“Keyboard, how quaint,” said Scotty when he uses a keyboard to type in the formula for transparent aluminum after failing to communicate by voice to a Mac. That’s how ingrained speech recognition was in the future in getting computers to get things done. In the future, interfacing with computers wasn’t done through the GUI but by talking to them. We’ve been fascinated with talking to computers since the 1960s in Star Trek. We’ve seen plenty of other futurist movies and TV shows where people talk to computers all the time and a mouse is nowhere to be seen. It’s because no ordinary person would want to be subjected to the keyboard and the command line especially back then. Talking to computers was the next best thing. But the mouse seems to have overtaken us at some point and everyone got obsessed with grids of icons and overlapping screens. Now, icons and screens seem dated and have taken a toll at our eyes and it also happens that not everyone can actually use the GUI or graphical user interface. The real thing, the true user-friendly way everyone can interact with computers and other machines is by voice and language recognition. We have one foot at the door. Let’s see what else is behind it.
At this point, we seem to have reached an impasse with regards to the GUI to the point that we’re just switching things around and redesigning icons, menus, screens and borders. Windows went from flat to a 3D look, then to glossy and then back to flat again. iOS followed suit. With Linux and Android, there’s a plethora of styles to choose from. When it comes to Windows, we may have seen it all and when Microsoft said that 10 is the last version, they may have the same thought. But what the GUI did was to improve our relationship with computers. It eased the ordinary person and even the technophobes into the realm of computing. The GUI however was not for everyone as the blind can’t see it nor can paraplegics manipulate it.
Again, the next logical step wherein everyone, including the blind and paraplegics, can interact with computers and devices is by voice. Voice recognition technology has been around for quite some time so when Siri came out on the iPhone 4S, it seemed like a novelty as voice recognition for the consumer back then was clunky at best and with a very limited vocabulary. The best ones were very expensive and required training the system. But the Siri demos were quite convincing and most of the time, Siri could get things right as long as the sentence was simple enough. Ask Siri for the time, ask Siri for the weather, ask Siri what’s next in the schedule and ask Siri for the nearest restaurant. Siri has the answer. Ask Siri for something more complex, she’ll come up with a web search. Ask Siri for something unconventional, she’ll respond with a witty joke or sarcasm. Siri is as close as we got to conversational interaction with a computer. Thanks to Siri, we became one step closer to actually talking to our devices. As Siri took off, it started a race for the best intelligent personal assistant. Microsoft now has Cortana on its Windows Phone and Windows 10 operating systems. Cortana is as intelligent and witty as Siri. Google has Google Now, Amazon Echo has Alexa (a sexier name than Siri or Cortana) and Facebook will soon have M.

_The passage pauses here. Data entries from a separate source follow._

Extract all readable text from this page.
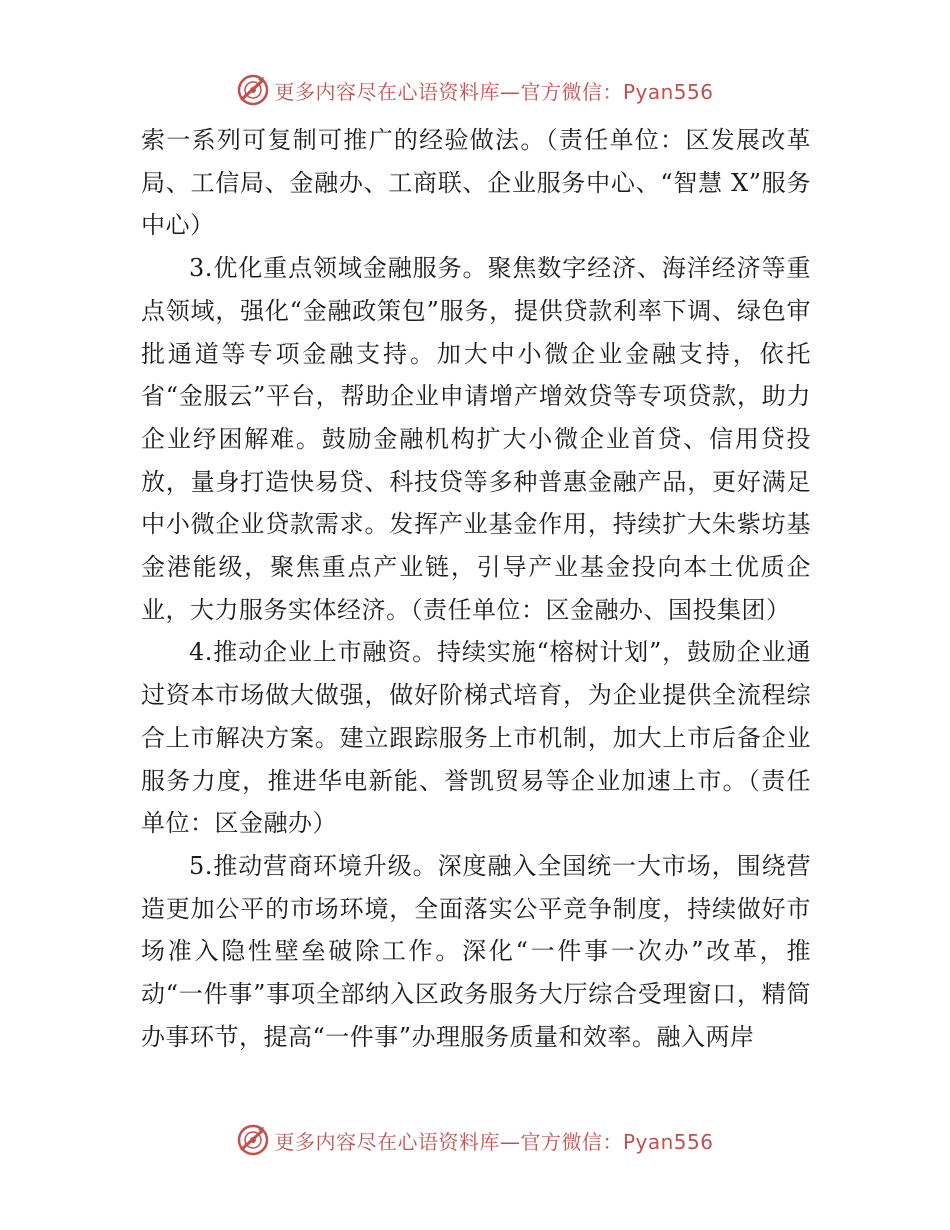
更多内容尽在心语资料库—官方微信：Pyan556

索一系列可复制可推广的经验做法。（责任单位：区发展改革局、工信局、金融办、工商联、企业服务中心、“智慧 X”服务中心）

3.优化重点领域金融服务。聚焦数字经济、海洋经济等重点领域，强化“金融政策包”服务，提供贷款利率下调、绿色审批通道等专项金融支持。加大中小微企业金融支持，依托省“金服云”平台，帮助企业申请增产增效贷等专项贷款，助力企业纾困解难。鼓励金融机构扩大小微企业首贷、信用贷投放，量身打造快易贷、科技贷等多种普惠金融产品，更好满足中小微企业贷款需求。发挥产业基金作用，持续扩大朱紫坊基金港能级，聚焦重点产业链，引导产业基金投向本土优质企业，大力服务实体经济。（责任单位：区金融办、国投集团）

4.推动企业上市融资。持续实施“榕树计划”，鼓励企业通过资本市场做大做强，做好阶梯式培育，为企业提供全流程综合上市解决方案。建立跟踪服务上市机制，加大上市后备企业服务力度，推进华电新能、誉凯贸易等企业加速上市。（责任单位：区金融办）

5.推动营商环境升级。深度融入全国统一大市场，围绕营造更加公平的市场环境，全面落实公平竞争制度，持续做好市场准入隐性壁垒破除工作。深化“一件事一次办”改革，推动“一件事”事项全部纳入区政务服务大厅综合受理窗口，精简办事环节，提高“一件事”办理服务质量和效率。融入两岸

更多内容尽在心语资料库—官方微信：Pyan556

But what would make the best intelligent personal assistant? One that can properly recognize its owner’s speech patterns and understand more complex sentences. Most people have a quirk in their speech which often elicits the question, “Come again?” These quirks, like their accent, speech impediments and other factors like background noise can sometimes mess up even the simplest of queries or sentences often due to misspelling of what the computer ‘heard’. Conditions like rhotacism can be a problem. So if something like, “Siwi, pwease show me to the neawest westawant,”doesn’t translate to launching a nuclear warhead, we’re okay. Improving on speech quirks is the next step to really allow users to communicate to computers by voice. Another is improved understanding of what was said or context. And another is the ability to cascade or understand successive queries or sentences which is closer to actual conversation. Hound, by Soundhound Inc. has been relatively successful in these areas. Hound can determine whether the next statement by the user is related to the previous query. So complex questions such as which car dealer in New York offers the newest Chevy Camaro at the lowest interest rate can be answered through successive mini questions. Hound is currently available on Android as an alternative to Google Now. It wouldn’t be a far-fetched idea for either Apple or Microsoft to purchase Soundhound and apply the technology for Siri or Cortana. The first to do so would be one significant step above the other.
As we move forward to the Internet of Things (currently the turf of Alexa of Amazon’s Echo), speech recognition technology becomes more important since attaching keypads to a toaster or coffee maker would be rather awkward. With Echo, users can tell Alexa to turn the lights on or off, set the thermostat, among other things. Like the Jetsons’ Rosie except less mobile with Siri already in charge of the TV. Cortana controlling the shower’s water temperature would probably complete the home of the wealthy nerdy bachelor.
But seriously, with or without Soundhound, Apple is already working on improving Siri and Microsoft is doing the same with Cortana. Nest and Amazon’s echo proves that IoT is upon us. Google and Apple are also close to releasing their respective driverless cars; and they better understand their drivers correctly or hit the town fountain in case of drivers like Sylvester Stallone. The next decade should be interesting.